# Using PAG  With Ringmaster



## W.Y. (Jan 1, 2013)

Some members have been having great difficulty trying to figure out various methods of trigonometry and such to cut accurate rings with their Ringmaster so I made this video to show how I do it.
No trigonometry is required at all  and the the results are as close to perfect as anyone could hope for.

I will be adding this to the WWF Wood Turning Tutorials board soon   along with a few other Ringmaster videos I have made lately to hopefully help out the growing number of woodworkers that have recently purchased either new or used Ringmasters. 

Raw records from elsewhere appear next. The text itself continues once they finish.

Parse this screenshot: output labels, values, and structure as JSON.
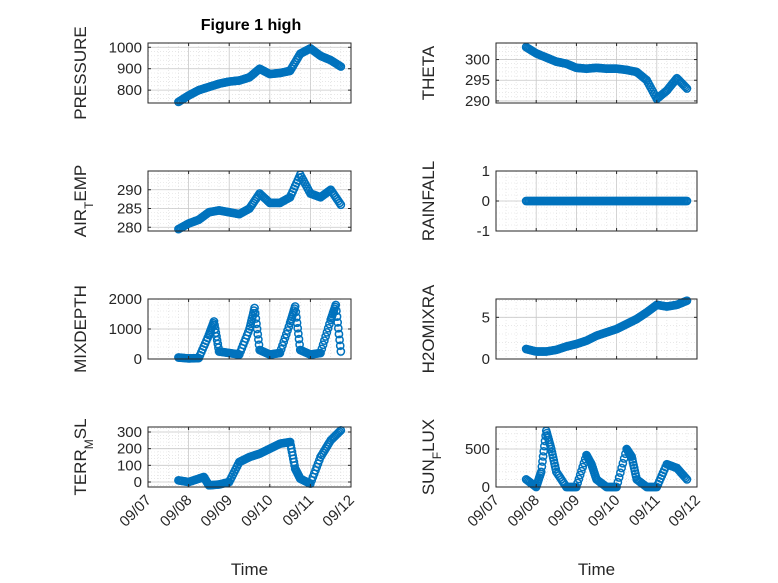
{
  "figure": {
    "title": "Figure 1 high"
  },
  "colors": {
    "marker": "#0072BD",
    "grid": "#d9d9d9",
    "axis": "#262626"
  },
  "chart_data": [
    {
      "type": "scatter",
      "ylabel": "PRESSURE",
      "yticks": [
        "800",
        "900",
        "1000"
      ],
      "ylim": [
        740,
        1020
      ],
      "grid": true,
      "x": [
        "09/07 18:00",
        "09/08 00:00",
        "09/08 06:00",
        "09/08 12:00",
        "09/08 18:00",
        "09/09 00:00",
        "09/09 06:00",
        "09/09 12:00",
        "09/09 18:00",
        "09/10 00:00",
        "09/10 06:00",
        "09/10 12:00",
        "09/10 18:00",
        "09/11 00:00",
        "09/11 06:00",
        "09/11 12:00",
        "09/11 18:00"
      ],
      "y": [
        745,
        775,
        800,
        815,
        830,
        840,
        845,
        860,
        900,
        875,
        880,
        890,
        970,
        995,
        960,
        940,
        910
      ]
    },
    {
      "type": "scatter",
      "ylabel": "THETA",
      "yticks": [
        "290",
        "295",
        "300"
      ],
      "ylim": [
        289.5,
        304
      ],
      "grid": true,
      "x": [
        "09/07 18:00",
        "09/08 00:00",
        "09/08 06:00",
        "09/08 12:00",
        "09/08 18:00",
        "09/09 00:00",
        "09/09 06:00",
        "09/09 12:00",
        "09/09 18:00",
        "09/10 00:00",
        "09/10 06:00",
        "09/10 12:00",
        "09/10 18:00",
        "09/11 00:00",
        "09/11 06:00",
        "09/11 12:00",
        "09/11 18:00"
      ],
      "y": [
        303,
        301.5,
        300.5,
        299.5,
        299,
        298,
        297.8,
        298,
        297.8,
        297.8,
        297.5,
        297,
        295,
        290.5,
        292.5,
        295.5,
        293
      ]
    },
    {
      "type": "scatter",
      "ylabel": "AIR_TEMP",
      "ylabel_main": "AIR",
      "ylabel_sub": "T",
      "ylabel_rest": "EMP",
      "yticks": [
        "280",
        "285",
        "290"
      ],
      "ylim": [
        279,
        295
      ],
      "grid": true,
      "x": [
        "09/07 18:00",
        "09/08 00:00",
        "09/08 06:00",
        "09/08 12:00",
        "09/08 18:00",
        "09/09 00:00",
        "09/09 06:00",
        "09/09 12:00",
        "09/09 18:00",
        "09/10 00:00",
        "09/10 06:00",
        "09/10 12:00",
        "09/10 18:00",
        "09/11 00:00",
        "09/11 06:00",
        "09/11 12:00",
        "09/11 18:00"
      ],
      "y": [
        279.5,
        281,
        282,
        284,
        284.5,
        284,
        283.5,
        285,
        289,
        286.5,
        286.5,
        288,
        294,
        289,
        288,
        290,
        286
      ]
    },
    {
      "type": "scatter",
      "ylabel": "RAINFALL",
      "yticks": [
        "-1",
        "0",
        "1"
      ],
      "ylim": [
        -1,
        1
      ],
      "grid": true,
      "x": [
        "09/07 18:00",
        "09/08 06:00",
        "09/08 18:00",
        "09/09 06:00",
        "09/09 18:00",
        "09/10 06:00",
        "09/10 18:00",
        "09/11 06:00",
        "09/11 18:00"
      ],
      "y": [
        0,
        0,
        0,
        0,
        0,
        0,
        0,
        0,
        0
      ]
    },
    {
      "type": "scatter",
      "ylabel": "MIXDEPTH",
      "yticks": [
        "0",
        "1000",
        "2000"
      ],
      "ylim": [
        0,
        2000
      ],
      "grid": true,
      "x": [
        "09/07 18:00",
        "09/08 00:00",
        "09/08 06:00",
        "09/08 12:00",
        "09/08 15:00",
        "09/08 18:00",
        "09/09 00:00",
        "09/09 06:00",
        "09/09 12:00",
        "09/09 15:00",
        "09/09 18:00",
        "09/10 00:00",
        "09/10 06:00",
        "09/10 12:00",
        "09/10 15:00",
        "09/10 18:00",
        "09/11 00:00",
        "09/11 06:00",
        "09/11 12:00",
        "09/11 15:00",
        "09/11 18:00"
      ],
      "y": [
        50,
        20,
        30,
        800,
        1250,
        250,
        200,
        150,
        1000,
        1700,
        300,
        150,
        200,
        1200,
        1750,
        300,
        150,
        200,
        1300,
        1800,
        250
      ]
    },
    {
      "type": "scatter",
      "ylabel": "H2OMIXRA",
      "yticks": [
        "0",
        "5"
      ],
      "ylim": [
        0,
        7.2
      ],
      "grid": true,
      "x": [
        "09/07 18:00",
        "09/08 00:00",
        "09/08 06:00",
        "09/08 12:00",
        "09/08 18:00",
        "09/09 00:00",
        "09/09 06:00",
        "09/09 12:00",
        "09/09 18:00",
        "09/10 00:00",
        "09/10 06:00",
        "09/10 12:00",
        "09/10 18:00",
        "09/11 00:00",
        "09/11 06:00",
        "09/11 12:00",
        "09/11 18:00"
      ],
      "y": [
        1.2,
        0.9,
        0.9,
        1.1,
        1.5,
        1.8,
        2.2,
        2.8,
        3.2,
        3.6,
        4.2,
        4.8,
        5.6,
        6.5,
        6.3,
        6.5,
        7
      ]
    },
    {
      "type": "scatter",
      "ylabel": "TERR_MSL",
      "ylabel_main": "TERR",
      "ylabel_sub": "M",
      "ylabel_rest": "SL",
      "yticks": [
        "0",
        "100",
        "200",
        "300"
      ],
      "ylim": [
        -30,
        330
      ],
      "grid": true,
      "xlabel": "Time",
      "xticks": [
        "09/07",
        "09/08",
        "09/09",
        "09/10",
        "09/11",
        "09/12"
      ],
      "x": [
        "09/07 18:00",
        "09/08 00:00",
        "09/08 06:00",
        "09/08 09:00",
        "09/08 12:00",
        "09/08 18:00",
        "09/09 00:00",
        "09/09 06:00",
        "09/09 12:00",
        "09/09 18:00",
        "09/10 00:00",
        "09/10 06:00",
        "09/10 12:00",
        "09/10 15:00",
        "09/10 18:00",
        "09/11 00:00",
        "09/11 06:00",
        "09/11 12:00",
        "09/11 18:00"
      ],
      "y": [
        10,
        0,
        20,
        30,
        -20,
        -15,
        0,
        120,
        150,
        170,
        200,
        230,
        240,
        80,
        20,
        -10,
        150,
        250,
        310
      ]
    },
    {
      "type": "scatter",
      "ylabel": "SUN_FLUX",
      "ylabel_main": "SUN",
      "ylabel_sub": "F",
      "ylabel_rest": "LUX",
      "yticks": [
        "0",
        "500"
      ],
      "ylim": [
        0,
        790
      ],
      "grid": true,
      "xlabel": "Time",
      "xticks": [
        "09/07",
        "09/08",
        "09/09",
        "09/10",
        "09/11",
        "09/12"
      ],
      "x": [
        "09/07 18:00",
        "09/08 00:00",
        "09/08 03:00",
        "09/08 06:00",
        "09/08 09:00",
        "09/08 12:00",
        "09/08 18:00",
        "09/09 00:00",
        "09/09 06:00",
        "09/09 09:00",
        "09/09 12:00",
        "09/09 18:00",
        "09/10 00:00",
        "09/10 06:00",
        "09/10 09:00",
        "09/10 12:00",
        "09/10 18:00",
        "09/11 00:00",
        "09/11 06:00",
        "09/11 12:00",
        "09/11 18:00"
      ],
      "y": [
        100,
        0,
        200,
        740,
        500,
        200,
        0,
        0,
        420,
        300,
        100,
        0,
        0,
        500,
        400,
        100,
        0,
        0,
        300,
        250,
        100
      ]
    }
  ]
}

Here is the link to the you tube video

Using a PAG (Precision Angle Guide) with Ringmaster Lathe - YouTube


----------



## W.Y. (Jan 1, 2013)

The edit button disappears quickly on this site  :wink:

Oh well . the edit I was going to put in was that I also posted this video on my Facebook Home Page


----------



## skiprat (Jan 1, 2013)

Thanks for the videos William. I'm not a bowl turner at all but I think the gadget is pretty ingenious. From what I can see, I guess it has two parting blades attached to  a leadscrew and first one side is cut half way through, then some tape to stop it flying off, then the other side finishes it?
Very simple, but very clever.


----------



## W.Y. (Jan 1, 2013)

You have it all figured out good.

I have made separate videos showing it with using the masking tape and without. That masking tape I used in that video was real thin and not very strong and hard to work with . Getting  hard to get good quality masking tape anymore. They make it thinner and charge more  . .. lol .  .
The ring just pops off  without the tape but I still prefer the few seconds per ring to tape it in case there is a weak spot in the grain of the wood and could waste a real nice piece of wood. 
I had it happened once and was lucky enough to glue the ring back together and carry on.


----------